I love the TV upfront. There, I said it. It feels liberating to admit.
This is not a very popular position to take regarding one of our industry's most maligned traditions.
Every year around this time, CBS Corp. CEO Les Moonves plays fortune-teller: "I see double digits in your future, and 13 is now your lucky number." Later there's the traditional "Count the House Tango," a clumsy dance in which sales executives try to get the buyers to lead by asking them to disclose how much their clients' budgets have changed from the previous year. In between you can hear the hue and cry over the injustice of the big, bad upfront.
The upfront is ridiculed, in both good times and bad, for being anachronistic and exclusionary, for placing transactional expediency above adaptation to constantly emerging technologies and media consumption trends.
I will defend the highly resilient upfront, though, and not just for the obvious reasons, like the chance to hear another network programming executive say, "This is the project that we've been begging so-and-so for years to star in," or "We can now sell you a full 540 degrees of marketing around this show." (The broadcast networks and a few major cable channels will make their big presentations to ad buyers next week, and they will definitely say a few things like that .)

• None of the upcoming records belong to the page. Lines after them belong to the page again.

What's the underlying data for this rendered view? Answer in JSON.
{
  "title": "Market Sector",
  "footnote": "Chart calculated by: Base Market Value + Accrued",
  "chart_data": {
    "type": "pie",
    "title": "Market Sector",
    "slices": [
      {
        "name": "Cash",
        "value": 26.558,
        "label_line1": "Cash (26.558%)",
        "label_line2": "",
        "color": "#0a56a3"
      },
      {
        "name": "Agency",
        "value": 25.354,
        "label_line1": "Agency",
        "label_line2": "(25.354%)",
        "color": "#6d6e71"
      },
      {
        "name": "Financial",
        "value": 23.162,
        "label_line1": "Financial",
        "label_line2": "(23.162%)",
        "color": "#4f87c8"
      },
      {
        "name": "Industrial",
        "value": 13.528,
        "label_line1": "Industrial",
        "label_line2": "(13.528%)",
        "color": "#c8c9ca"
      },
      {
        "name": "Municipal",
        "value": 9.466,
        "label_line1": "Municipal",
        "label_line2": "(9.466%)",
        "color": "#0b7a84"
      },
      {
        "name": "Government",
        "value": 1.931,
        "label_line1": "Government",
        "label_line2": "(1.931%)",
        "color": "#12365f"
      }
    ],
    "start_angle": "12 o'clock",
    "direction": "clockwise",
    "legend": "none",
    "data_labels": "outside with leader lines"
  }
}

I actually believe the upfront remains a highly effective forum for TV's biggest customers to achieve long-term competitive advantages, not to mention stability with manageable flexibility, based on a year's worth of strategies, analyses, research, planning and, yes, even negotiations.
One key knock against the upfront is that the concentrated negotiating window of the marketplace is not conducive to higher-level thinking and deeper collaboration. But that fails to acknowledge the months and months of planning and discussions (and yes, discussions are really part of the negotiation process) leading up to that final round of deal-making in the spring and summer.
Just as you would not limit the definition of "shopping" to your time actually standing at the cash register, good media agencies are "trying on" media clothing for their clients all year long, chatting with eager salespeople in an effort to find the right purchases at an affordable price. (I can hear it now: "Will this sponsorship make my client's ROI look fat?" "Do you have something with similar ratings , but within my budget?" "Are you kidding me? Do I look like I'm made of money? Get me your manager!")
Sure, when it comes down to the price negotiations (and often, that 's about all that 's left to settle by the time of the upfront itself), the pace is fast and furious, but I wouldn't have that part any other way.
After all, where would we be without our upfront war stories? What client wants to hear that you calmly and civilly came to agreement on media inflation with a particular vendor at 2:30 in the afternoon after a leisurely sushi lunch, when you could have battled for that same resolution at 4 in the morning after having stayed awake for 72 hours, in a violent fit of pique that could be accurately visualized only by Quentin Tarantino? Here's some simple media math: Sleep deprivation = pity = a slightly less aggravated client.
Even as buyers complain, however, many media companies have recently been rethinking their upfront bashing.
Like the nerdy kids in high school who can't stand the popular kids and express their antipathy through resentment ("Those network kids think they're so cool with their fancy dayparts and firm budgets"), mockery ("Dude, no matter how loaded your parent company is , do you think you are going to graduate with those ratings ?") and envy ("I wish the agencies would text me for flight dates instead of those mature networks"), the rest of the media industry now has an "if you can't beat 'em, join 'em" mentality.
In a boon to the ballroom-rental and shrimp-cocktail businesses in NYC, virtually every media company now wants to chase the upfront money. (The rules to this game are simple. No matter what media content and platform you represent, you have to convince the other players that it is just like TV. The winner has money thrown at it by the other players and then tenders an IPO).
But does simply willing it to happen make it so? If it did, I would be getting ready for my next start on the mound at Yankee Stadium instead of sitting at my desk typing. And if the upfront is going to outlast its detractors, does it require significant reinvention, given the breathtaking transformation and expansion of the media universe?